As a research institution devoted to promoting health across the life span, USC researchers across a range of disciplines are examining the health, societal and political effects and implications of the disease.

The NIH allocated $1.3 billion to Alzheimer’s disease research in fiscal year 2017 — $884 million more than in 2013. In fact, federal funds used to find a cure or treatment for this disease which kills 1 in 3 seniors have steadily increased over the years.

The goal of the consortium is to accelerate Alzheimer’s clinical trials toward finding effective interventions that will treat or prevent this devastating disease.

The consortium will help scientists intervene early, before memory loss occurs, when treatments are expected to be most effective. Early intervention requires screening thousands of volunteers to identify eligible participants — a time-consuming task that can result in delayed recruitment or under-enrollment. To speed up the process, the consortium will develop new and more efficient methods for recruiting and retaining participants.

“Some clinical trials fail simply because time runs out before researchers are able to finish signing collaboration agreements or recruit the requisite number of participants,” Petersen said. “The ACTC will do the hard work of recruiting potential participants. These ‘trial-ready cohorts’ allow researchers to spend their time investigating hypotheses and gaining a better understanding of Alzheimer’s disease rather than dealing with tedious logistics.”


Vanguards in their field

Scientists who lead Alzheimer’s clinical trials must assess participants’ cognitive state, analyze brain scans and manage data — areas in which the three principal investigators excel.

Aisen has 25 years of experience designing Alzheimer’s disease clinical trials. He and USC ATRI are renowned for developing the gold standard for measuring study outcomes and for creating techniques to catalog massive amounts of data using biostatistics and advanced information systems. In a way, Aisen is like a traffic cop who helps direct vehicles so that drivers can avoid congestion and reach their destination without encountering roadblocks.

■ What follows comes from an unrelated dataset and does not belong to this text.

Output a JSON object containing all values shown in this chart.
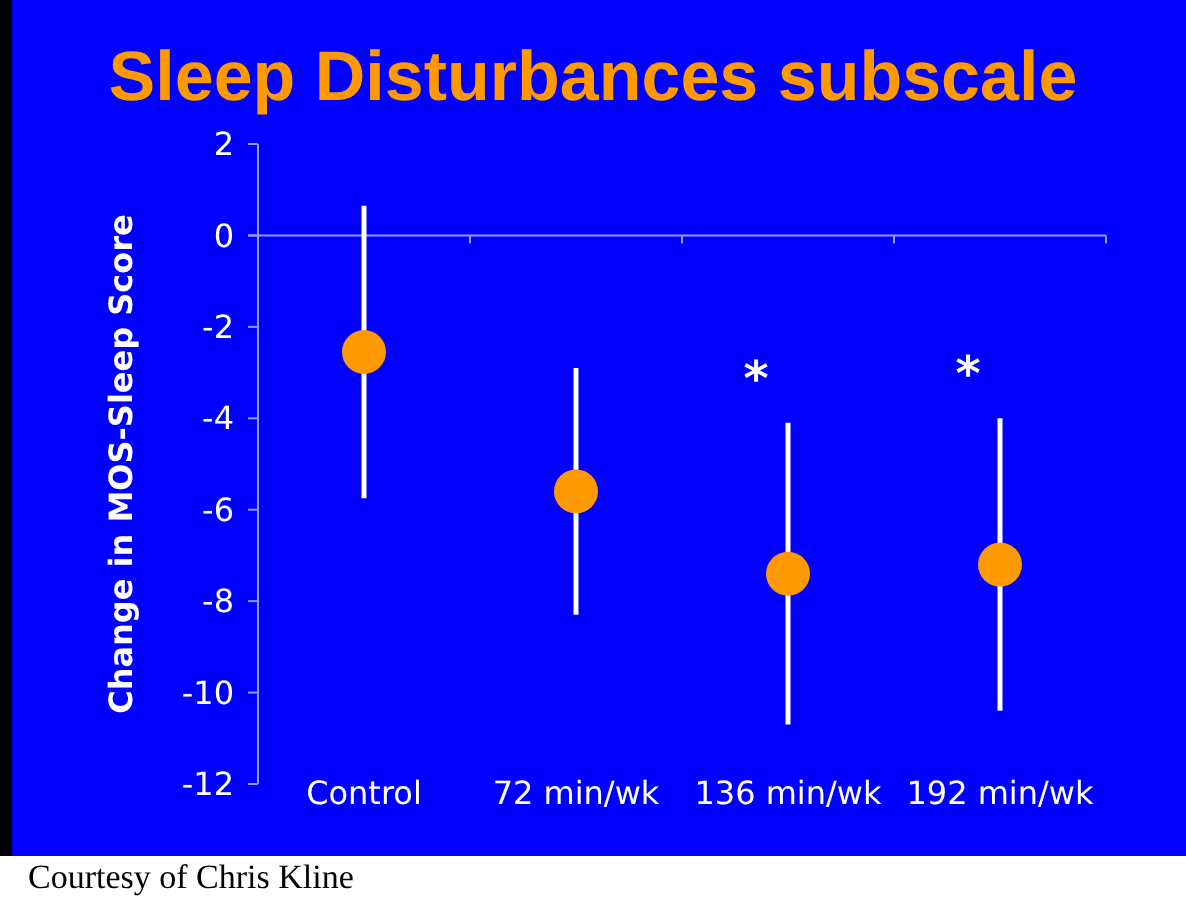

Sperling is a world leader in rethinking the Alzheimer’s problem. As the project director of global, multi-site prevention trials in Alzheimer’s disease, she has helped redefine the stages of Alzheimer’s disease, including those before symptoms arise. Her research team has developed cutting-edge cognitive and imaging tools for therapeutic trials at the preclinical stage of Alzheimer’s disease, before symptoms arise.

Petersen has made a name for himself in mild cognitive impairment research. He developed the first clinical trial for people suffering from this early dementia condition and has contributed a wealth of information about the stage of the disease when symptoms theoretically could be halted or reversed.

“This nationwide collaboration will move us closer toward techniques to prevent Alzheimer’s disease,” Aisen said. “Perhaps one day we’ll be able to do a blood draw to identify individuals in need of preventive measures to stave dementia and Alzheimer’s disease. We’re not there yet, but we’ve had many promising studies that have provided bread crumbs on how to get there.”